Como se não bastasse, a cidade viveu o clímax de sua
alegria, em maio, com a inédita conquista do Campeonato Capixaba pelo seu time, o
intrépido Alegrense, criado e ressuscitado pela paixão do seu povo pelo futebol.
Alegre foi dormir campeã capixaba, na quarta-feira, 23 de
maio, lembrando os gols de Admilson e Éldio, ao som do hino do Alegrense
Futebol Clube. Caiu na farra depois de vê-lo vencer antecipadamente o campeonato.
A equipe de SÉCULO acompanhou a conquista e a festa,
depois de ter passado três dias na Toyota do Gaúcho Carlos Abel Dutra
Garcia, um ambientalista que já se tornou figura querida na cidade -, pelas estradas
e trilhas, conhecendo rios, cachoeiras, casarões antigos da época de ouro do café.
Admirando um pouco do artesanato, com as bonecas da Jucelma.

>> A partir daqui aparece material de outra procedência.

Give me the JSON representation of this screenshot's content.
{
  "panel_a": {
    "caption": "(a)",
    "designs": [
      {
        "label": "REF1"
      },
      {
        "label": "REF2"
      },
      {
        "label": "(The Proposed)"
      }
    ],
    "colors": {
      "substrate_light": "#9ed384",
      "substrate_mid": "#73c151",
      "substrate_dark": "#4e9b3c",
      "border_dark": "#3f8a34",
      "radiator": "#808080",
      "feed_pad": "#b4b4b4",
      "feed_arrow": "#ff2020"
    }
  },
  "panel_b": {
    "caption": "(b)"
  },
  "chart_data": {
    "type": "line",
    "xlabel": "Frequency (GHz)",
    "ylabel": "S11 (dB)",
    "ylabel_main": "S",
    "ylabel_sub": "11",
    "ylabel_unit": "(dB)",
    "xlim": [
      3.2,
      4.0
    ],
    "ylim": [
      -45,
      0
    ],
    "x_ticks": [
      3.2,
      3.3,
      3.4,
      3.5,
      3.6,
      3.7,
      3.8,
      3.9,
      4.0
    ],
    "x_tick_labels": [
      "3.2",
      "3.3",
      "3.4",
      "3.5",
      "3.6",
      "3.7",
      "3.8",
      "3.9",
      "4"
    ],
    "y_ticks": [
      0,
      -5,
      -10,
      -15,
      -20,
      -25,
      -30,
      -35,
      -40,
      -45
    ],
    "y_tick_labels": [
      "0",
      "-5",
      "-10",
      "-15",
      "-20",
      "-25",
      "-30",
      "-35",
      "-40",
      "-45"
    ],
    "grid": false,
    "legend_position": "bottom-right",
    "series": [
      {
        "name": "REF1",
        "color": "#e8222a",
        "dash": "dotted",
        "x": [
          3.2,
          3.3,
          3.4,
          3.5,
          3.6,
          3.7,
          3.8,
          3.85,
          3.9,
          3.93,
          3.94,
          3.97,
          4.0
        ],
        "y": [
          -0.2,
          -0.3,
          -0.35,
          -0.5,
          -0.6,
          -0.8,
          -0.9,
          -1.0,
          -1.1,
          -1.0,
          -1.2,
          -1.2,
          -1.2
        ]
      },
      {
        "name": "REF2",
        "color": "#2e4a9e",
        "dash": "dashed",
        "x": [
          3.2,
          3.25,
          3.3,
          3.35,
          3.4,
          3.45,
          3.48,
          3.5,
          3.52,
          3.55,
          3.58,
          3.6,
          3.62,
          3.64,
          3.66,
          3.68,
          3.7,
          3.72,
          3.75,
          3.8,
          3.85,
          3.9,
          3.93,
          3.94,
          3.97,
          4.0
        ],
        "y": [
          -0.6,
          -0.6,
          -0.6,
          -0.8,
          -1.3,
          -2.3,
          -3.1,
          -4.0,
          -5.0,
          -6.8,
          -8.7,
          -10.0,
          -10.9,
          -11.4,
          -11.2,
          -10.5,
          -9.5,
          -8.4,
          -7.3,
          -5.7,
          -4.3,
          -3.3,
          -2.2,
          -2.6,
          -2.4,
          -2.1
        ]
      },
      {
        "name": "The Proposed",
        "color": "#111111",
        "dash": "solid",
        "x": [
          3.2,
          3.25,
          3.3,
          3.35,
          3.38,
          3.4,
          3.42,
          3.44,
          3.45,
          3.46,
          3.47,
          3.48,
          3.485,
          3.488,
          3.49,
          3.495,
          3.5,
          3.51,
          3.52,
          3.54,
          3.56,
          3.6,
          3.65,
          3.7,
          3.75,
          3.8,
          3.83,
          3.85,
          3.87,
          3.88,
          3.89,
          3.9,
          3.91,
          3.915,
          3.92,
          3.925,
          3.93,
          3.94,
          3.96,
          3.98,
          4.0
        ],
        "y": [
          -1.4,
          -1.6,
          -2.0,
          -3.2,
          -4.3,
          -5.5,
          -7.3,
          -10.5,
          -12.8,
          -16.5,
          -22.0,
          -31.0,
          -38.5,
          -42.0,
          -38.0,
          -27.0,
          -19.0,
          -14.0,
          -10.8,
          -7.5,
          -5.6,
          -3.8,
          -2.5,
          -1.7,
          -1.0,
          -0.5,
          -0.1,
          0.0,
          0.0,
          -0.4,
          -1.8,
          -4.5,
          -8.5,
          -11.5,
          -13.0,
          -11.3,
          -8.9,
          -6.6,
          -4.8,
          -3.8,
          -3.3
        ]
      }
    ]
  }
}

Conversando com o
historiador Carlos Magno Bravo sobre os áureos tempos da década de 20, quando era
a cidade mais populosa do Espírito Santo. Percorrendo as trilhas que se oferecem ao
visitante, enchendo os pulmões de ar puro e os olhos, de cores Contra o vento, sem lenço
e sem documento, na maior alegria.
Quando o árbitro Wallace Valente apitou o fim do
histórico jogo contra o Serra, 3 x 1, o povão invadiu o campo aos pulos, aos gritos, de
repente tudo ficou coberto de cores, o vermelho e o amarelo em êxtase celestial nas
camisas e bandeiras. E o melhor foi que alguns torcedores adversários, rendidos ante
tamanha festa, caíram também na saudável gandaia promovida pela prefeitura na praça da
Padroeira N.S. Conceição, com trio elétrico e foguetório, como manda o figurino do
interior que dá lição de civilidade a muita cidade grande...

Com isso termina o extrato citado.